Need to lead to the clear face image of prediction by spatial alternation module ST before calculating the other loss function of feature level
Cross affine or other mapping mode conversion and obtain a normalization facial image for having alignd.In conversion process, need first
By shifting to an earlier date ready eye position, global similitude transformation matrix θ=[a, b, 1 is calculated;- b, a, 1].Calculating needs
Formula it is as follows:
Wherein (xr, yr), (xl, yl) position coordinates of right eye and left eye is respectively, a, b are the ginsengs of similar transformation matrices θ
Number.Then, spatial alternation module is by the transformation matrix, carries out bilinearity sampling to the pixel in the picture rich in detail that predicts,
A new facial image for having alignd is obtained, the computing formula of sampling process is as follows:
The image obtained after representing sampling, t are target, refer to the target image after sampling.Represent original
Picture rich in detail, s is source, the original picture rich in detail of acute pyogenic infection of finger tip.The position coordinates of pixel in (m, n) representative image.Pass through
The formula, it is possible to resampling is carried out according to image to original certificate inside neutral net, a face for having normalized is obtained
Region.
Wherein, the Feature Selection Model φ for calculating human face region feature is pre-training the good extraction that can be used in has
Any neural network structure of identification face characteristic.Carry as needs carry out effective feature using fixed model parameter
Take, the parameter of the model is not updated during full convolutional neural networks are trained, and remains constant.

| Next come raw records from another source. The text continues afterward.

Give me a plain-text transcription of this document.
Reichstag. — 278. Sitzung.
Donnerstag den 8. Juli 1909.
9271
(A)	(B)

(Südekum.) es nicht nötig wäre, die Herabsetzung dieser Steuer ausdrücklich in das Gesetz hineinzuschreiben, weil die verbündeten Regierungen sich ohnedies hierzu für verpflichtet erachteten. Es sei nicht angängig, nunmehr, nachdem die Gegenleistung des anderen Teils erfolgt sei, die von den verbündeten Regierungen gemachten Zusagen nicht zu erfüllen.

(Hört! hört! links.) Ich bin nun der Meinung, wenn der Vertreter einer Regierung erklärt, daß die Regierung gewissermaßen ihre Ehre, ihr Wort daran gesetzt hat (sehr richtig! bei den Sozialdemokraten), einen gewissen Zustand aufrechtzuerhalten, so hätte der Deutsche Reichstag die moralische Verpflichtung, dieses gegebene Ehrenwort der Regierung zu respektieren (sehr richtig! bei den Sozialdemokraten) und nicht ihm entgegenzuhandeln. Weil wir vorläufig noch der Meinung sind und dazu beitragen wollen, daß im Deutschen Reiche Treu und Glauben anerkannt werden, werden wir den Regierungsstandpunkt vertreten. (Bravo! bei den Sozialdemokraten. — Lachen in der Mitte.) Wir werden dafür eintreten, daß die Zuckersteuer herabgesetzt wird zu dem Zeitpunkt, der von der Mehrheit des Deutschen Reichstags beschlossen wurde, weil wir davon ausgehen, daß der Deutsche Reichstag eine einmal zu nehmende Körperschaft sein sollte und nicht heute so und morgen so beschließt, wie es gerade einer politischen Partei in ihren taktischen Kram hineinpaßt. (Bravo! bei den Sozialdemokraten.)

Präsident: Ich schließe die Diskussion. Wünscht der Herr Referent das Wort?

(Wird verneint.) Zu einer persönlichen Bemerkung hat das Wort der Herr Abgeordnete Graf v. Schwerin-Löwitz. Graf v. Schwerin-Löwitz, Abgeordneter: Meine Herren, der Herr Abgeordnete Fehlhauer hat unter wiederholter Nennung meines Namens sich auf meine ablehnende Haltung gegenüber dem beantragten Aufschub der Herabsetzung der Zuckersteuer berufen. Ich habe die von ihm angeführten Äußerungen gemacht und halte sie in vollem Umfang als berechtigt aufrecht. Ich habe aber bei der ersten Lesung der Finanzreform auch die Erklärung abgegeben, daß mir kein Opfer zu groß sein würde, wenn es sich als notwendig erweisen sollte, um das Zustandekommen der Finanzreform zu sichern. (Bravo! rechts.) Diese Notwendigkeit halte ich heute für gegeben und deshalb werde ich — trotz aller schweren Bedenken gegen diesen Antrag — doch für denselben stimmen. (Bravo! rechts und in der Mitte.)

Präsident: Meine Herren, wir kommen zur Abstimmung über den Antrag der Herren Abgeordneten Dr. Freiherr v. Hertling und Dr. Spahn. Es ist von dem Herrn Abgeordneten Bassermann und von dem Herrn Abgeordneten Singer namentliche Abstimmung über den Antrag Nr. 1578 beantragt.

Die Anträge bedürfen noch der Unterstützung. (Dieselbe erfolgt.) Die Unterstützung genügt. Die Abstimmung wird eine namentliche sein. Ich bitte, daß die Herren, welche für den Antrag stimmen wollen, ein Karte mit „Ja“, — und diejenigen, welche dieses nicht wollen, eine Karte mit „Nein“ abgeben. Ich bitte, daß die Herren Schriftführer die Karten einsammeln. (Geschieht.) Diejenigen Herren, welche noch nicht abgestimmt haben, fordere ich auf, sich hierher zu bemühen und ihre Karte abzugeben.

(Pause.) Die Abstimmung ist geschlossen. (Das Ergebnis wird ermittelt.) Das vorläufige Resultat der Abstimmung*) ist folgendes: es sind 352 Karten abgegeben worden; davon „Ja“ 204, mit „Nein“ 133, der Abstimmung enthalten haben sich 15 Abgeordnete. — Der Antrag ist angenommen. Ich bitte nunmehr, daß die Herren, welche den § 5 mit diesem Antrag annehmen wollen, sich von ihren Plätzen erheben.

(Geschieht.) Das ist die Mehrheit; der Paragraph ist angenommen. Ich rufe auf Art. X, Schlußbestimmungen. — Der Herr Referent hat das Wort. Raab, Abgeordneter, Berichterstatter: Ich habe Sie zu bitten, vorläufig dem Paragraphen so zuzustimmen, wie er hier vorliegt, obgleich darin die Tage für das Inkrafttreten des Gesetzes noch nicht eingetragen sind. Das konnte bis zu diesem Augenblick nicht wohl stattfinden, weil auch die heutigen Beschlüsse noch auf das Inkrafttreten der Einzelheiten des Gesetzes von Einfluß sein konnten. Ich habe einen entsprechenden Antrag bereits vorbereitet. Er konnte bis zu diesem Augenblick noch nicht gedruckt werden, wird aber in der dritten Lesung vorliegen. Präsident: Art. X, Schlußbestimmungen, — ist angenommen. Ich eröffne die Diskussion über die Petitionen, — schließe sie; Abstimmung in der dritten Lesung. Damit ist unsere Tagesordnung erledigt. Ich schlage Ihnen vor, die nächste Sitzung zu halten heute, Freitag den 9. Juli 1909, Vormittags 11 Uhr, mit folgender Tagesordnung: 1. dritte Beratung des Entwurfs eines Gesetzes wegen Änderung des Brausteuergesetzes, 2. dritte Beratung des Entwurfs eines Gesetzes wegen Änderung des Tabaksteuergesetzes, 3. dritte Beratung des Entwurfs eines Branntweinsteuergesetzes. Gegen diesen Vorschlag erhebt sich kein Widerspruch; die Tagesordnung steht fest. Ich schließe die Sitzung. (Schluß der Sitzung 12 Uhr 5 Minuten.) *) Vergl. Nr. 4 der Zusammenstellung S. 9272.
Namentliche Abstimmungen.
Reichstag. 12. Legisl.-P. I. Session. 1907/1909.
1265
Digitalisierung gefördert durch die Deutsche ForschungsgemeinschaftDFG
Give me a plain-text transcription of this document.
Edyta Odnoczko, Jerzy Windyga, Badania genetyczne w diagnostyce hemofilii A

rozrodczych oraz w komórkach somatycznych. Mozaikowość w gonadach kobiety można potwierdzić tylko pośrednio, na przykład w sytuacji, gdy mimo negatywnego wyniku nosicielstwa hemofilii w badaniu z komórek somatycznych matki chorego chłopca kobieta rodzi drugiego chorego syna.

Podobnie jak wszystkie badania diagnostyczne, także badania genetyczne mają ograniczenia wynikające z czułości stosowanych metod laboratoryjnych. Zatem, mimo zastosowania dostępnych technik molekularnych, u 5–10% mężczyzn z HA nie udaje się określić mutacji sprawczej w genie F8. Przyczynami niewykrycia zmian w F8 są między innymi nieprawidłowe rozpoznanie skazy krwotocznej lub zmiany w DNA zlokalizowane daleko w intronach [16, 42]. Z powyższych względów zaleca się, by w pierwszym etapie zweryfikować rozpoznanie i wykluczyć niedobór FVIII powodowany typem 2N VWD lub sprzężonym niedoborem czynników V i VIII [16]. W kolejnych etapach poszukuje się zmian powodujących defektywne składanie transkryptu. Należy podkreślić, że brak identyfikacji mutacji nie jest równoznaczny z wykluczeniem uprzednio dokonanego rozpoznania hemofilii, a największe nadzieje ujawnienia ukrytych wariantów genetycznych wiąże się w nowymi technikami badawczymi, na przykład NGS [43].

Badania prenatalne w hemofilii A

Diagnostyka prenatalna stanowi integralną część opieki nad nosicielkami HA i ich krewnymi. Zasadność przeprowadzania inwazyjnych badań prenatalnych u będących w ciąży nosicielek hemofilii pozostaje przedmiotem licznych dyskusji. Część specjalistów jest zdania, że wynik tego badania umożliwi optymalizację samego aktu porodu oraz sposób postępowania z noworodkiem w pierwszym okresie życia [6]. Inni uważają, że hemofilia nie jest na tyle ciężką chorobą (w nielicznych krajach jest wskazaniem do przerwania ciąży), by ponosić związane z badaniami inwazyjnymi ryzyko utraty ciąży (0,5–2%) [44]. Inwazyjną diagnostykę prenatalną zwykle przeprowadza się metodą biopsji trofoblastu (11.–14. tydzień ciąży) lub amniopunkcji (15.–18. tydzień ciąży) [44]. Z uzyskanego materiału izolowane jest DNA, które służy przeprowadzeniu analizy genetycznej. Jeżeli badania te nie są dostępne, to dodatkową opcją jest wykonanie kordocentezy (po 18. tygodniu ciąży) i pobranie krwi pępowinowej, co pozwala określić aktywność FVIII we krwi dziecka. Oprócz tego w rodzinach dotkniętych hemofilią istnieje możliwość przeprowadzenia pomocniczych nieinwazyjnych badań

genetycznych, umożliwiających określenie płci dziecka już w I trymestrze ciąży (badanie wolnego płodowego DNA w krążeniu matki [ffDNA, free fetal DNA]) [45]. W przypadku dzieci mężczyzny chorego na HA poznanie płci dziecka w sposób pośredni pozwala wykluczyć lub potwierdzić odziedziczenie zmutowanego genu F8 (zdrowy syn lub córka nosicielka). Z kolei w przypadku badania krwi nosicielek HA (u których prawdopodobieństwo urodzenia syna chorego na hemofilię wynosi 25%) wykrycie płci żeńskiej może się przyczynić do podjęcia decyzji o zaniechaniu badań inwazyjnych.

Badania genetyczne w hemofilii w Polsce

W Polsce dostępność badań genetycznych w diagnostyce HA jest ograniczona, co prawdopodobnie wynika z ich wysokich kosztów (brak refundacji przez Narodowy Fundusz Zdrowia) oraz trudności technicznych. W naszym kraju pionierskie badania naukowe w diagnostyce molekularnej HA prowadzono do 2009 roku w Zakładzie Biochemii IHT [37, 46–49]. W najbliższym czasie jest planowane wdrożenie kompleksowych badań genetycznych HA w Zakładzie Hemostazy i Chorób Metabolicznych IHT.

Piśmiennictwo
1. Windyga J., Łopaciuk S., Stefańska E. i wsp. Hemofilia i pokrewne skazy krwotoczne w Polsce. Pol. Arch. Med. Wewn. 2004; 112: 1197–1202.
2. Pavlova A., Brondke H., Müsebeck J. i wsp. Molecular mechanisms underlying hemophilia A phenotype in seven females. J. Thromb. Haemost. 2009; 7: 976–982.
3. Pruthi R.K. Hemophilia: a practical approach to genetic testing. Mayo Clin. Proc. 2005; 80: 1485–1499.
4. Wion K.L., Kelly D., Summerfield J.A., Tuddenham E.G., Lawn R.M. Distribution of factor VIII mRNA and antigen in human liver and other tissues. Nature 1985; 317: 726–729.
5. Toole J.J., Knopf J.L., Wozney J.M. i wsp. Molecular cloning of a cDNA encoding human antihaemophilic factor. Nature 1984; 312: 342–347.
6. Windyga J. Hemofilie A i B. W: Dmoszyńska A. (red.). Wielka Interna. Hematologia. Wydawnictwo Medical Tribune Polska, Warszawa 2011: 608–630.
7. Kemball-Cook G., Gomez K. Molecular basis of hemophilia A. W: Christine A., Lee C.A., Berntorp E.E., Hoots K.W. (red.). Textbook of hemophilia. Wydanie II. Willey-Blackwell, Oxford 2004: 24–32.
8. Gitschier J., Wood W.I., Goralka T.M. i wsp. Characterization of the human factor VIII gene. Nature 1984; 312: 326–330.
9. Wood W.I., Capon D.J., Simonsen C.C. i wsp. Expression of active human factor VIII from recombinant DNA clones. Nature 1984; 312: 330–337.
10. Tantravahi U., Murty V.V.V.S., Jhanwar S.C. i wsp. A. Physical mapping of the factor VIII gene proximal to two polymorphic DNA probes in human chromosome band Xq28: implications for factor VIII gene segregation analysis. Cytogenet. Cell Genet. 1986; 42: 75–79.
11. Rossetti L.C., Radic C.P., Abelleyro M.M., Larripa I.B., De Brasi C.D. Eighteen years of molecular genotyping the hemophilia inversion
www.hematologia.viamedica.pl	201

Step S3, for the reticulate pattern facial image for recognition of face, is entered into the full convolutional Neural net for training
In network ψ, the clear face image predicted is obtained.Next can be through Face datection, crucial with traditional recognition of face step
After point detection and feature extraction, corresponding aspect ratio pair is carried out, recognition of face task is completed.
In order to describe the specific embodiment and checking effectiveness of the invention of the present invention in detail, the present invention is proposed by we
One reticulate pattern image of method application recognition of face task.Specifically, in order to train the full convolutional neural networks mould of descreening
Type, according to step 1, have collected 500,000 facial images with reticulate pattern and which is corresponding without reticulate pattern picture rich in detail, and calculate
Go out the coordinate of right and left eyes in the label figure and facial image of reticulate pattern position.Using gradient back propagation algorithm and ready data,
We are trained to the neutral net for proposing, until network convergence, obtains the weight of each node in final network.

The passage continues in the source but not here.